モリンガに込める地球再生の祈り
1年で3メートル成長「奇跡の木」
「怒りながら木を植えている人はいない。みんな、いい顔してるでしょう。木を植えることは、現実の1本と、心にもう1本、つまり2本植えているんですよ」
インドネシアで熱帯雨林の再生を進めているNPO法人アジア植林友好協会理事長・宮崎林司さんが、雑誌で対談した作家の故・立松和平さんの話だ。木を植えることで、自分の心にも良いものが残る。それを繰り返すことで、世の中が良くなっていく――――そんな内容だった。
熱帯雨林の破壊は大気中の二酸化炭素(CO2)を増やすだけでなく水蒸気を減らすので、水循環を不規則にし、異常気象の原因となる。
また、熱帯雨林には全生物種の約半分が生息しているので、生物多様性の喪失という人類の生存に関わる問題でもある。そこで宮崎さんが注目した植林の苗木に、奇跡の木と呼ばれる「モリンガ」がある。
モリンガは生命力が強く成長が非常に早い植物で、熱帯地方で1年間に3㍍以上伸びる。CO2をよく吸収し、葉・枝・幹・根・種、さらには花まで、すべてに利用価値のある“無駄のない”植物だ。
また、並外れた栄養素と薬用効果があり、全種類の必須アミノ酸、鉄分、ギャバ、各種ビタミン、カルシウム、ポリフェノールなど、人間が必要とする全ての栄養素をバランス良く含んでいる。
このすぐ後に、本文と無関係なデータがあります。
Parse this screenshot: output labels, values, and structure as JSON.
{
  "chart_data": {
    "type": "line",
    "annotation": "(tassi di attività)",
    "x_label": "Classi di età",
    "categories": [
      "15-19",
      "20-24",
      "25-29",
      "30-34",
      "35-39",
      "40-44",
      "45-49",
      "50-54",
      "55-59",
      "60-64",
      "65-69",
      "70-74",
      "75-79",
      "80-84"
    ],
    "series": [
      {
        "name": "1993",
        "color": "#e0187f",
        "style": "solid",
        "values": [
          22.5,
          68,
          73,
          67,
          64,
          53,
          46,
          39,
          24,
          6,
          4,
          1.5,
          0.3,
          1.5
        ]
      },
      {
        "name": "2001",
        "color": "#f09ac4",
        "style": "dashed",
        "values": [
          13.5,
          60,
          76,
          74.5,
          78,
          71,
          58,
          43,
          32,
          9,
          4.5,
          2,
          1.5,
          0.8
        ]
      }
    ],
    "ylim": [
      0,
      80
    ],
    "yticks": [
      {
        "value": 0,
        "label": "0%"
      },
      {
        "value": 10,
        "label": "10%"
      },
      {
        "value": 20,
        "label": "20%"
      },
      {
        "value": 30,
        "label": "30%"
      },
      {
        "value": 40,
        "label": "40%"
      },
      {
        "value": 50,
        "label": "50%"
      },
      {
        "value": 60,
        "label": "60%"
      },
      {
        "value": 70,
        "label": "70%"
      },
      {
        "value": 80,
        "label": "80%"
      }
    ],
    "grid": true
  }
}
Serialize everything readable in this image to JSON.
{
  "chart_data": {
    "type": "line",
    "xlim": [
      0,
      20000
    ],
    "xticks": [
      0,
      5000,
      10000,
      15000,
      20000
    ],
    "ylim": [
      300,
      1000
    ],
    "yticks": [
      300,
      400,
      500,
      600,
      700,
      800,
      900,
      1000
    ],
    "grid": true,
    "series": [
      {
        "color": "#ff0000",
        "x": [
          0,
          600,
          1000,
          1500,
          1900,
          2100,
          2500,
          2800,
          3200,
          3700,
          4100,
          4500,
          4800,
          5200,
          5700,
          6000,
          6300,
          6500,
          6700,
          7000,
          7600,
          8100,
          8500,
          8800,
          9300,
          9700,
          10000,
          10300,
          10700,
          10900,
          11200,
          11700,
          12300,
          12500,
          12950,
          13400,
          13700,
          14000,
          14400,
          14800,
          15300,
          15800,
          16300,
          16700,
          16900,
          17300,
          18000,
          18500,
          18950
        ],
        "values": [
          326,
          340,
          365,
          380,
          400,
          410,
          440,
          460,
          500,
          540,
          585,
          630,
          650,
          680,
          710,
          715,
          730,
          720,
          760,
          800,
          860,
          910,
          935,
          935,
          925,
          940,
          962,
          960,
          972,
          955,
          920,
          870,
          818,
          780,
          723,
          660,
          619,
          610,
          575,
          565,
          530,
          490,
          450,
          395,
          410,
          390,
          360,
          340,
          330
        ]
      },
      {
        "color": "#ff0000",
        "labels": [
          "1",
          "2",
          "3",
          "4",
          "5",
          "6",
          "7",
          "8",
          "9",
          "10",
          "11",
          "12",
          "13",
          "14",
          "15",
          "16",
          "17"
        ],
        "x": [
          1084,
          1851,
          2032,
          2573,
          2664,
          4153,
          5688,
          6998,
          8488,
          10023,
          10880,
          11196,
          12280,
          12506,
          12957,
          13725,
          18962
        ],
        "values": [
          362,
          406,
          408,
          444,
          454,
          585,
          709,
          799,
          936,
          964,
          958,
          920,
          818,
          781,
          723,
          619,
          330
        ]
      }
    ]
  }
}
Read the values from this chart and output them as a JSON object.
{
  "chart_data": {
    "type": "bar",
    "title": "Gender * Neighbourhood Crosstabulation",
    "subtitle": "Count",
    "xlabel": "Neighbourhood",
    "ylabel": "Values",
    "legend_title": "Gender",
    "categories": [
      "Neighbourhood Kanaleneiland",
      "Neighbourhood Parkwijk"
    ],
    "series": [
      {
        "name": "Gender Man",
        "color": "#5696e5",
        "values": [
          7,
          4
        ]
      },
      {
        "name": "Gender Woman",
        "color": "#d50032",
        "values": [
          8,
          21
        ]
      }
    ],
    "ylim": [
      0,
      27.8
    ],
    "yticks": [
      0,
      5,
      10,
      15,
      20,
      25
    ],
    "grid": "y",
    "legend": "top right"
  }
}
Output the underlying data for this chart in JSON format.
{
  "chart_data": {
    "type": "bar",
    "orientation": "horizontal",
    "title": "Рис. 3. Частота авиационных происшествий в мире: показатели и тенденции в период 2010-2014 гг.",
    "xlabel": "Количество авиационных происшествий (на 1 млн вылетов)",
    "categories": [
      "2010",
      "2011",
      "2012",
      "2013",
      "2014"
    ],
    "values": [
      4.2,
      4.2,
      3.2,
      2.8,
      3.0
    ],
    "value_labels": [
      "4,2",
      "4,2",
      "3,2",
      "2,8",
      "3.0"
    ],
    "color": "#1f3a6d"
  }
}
バリ島でモリンガの苗木を植える現地の高校生[/caption]
世界最古の伝承医学であるアーユルヴェーダでは、300種もの薬効効果があるとされ、モリンガのオイルを肌に塗り、モリンガのお茶を飲んで、その健康を保ったと言われる。今後、その薬効成分が近代薬学で利用されることが期待される。
モリンガは、気候変動に対し具体的な策を施すだけでなく、医療分野でも重宝され得る、まさに地球再生の願いを託された夢の木、生命の木である。宮崎さんはこれまでカリマンタンやバリ島で、モリンガの苗木約4千本を植えた。これが1万、100万、1千万となることを目指している。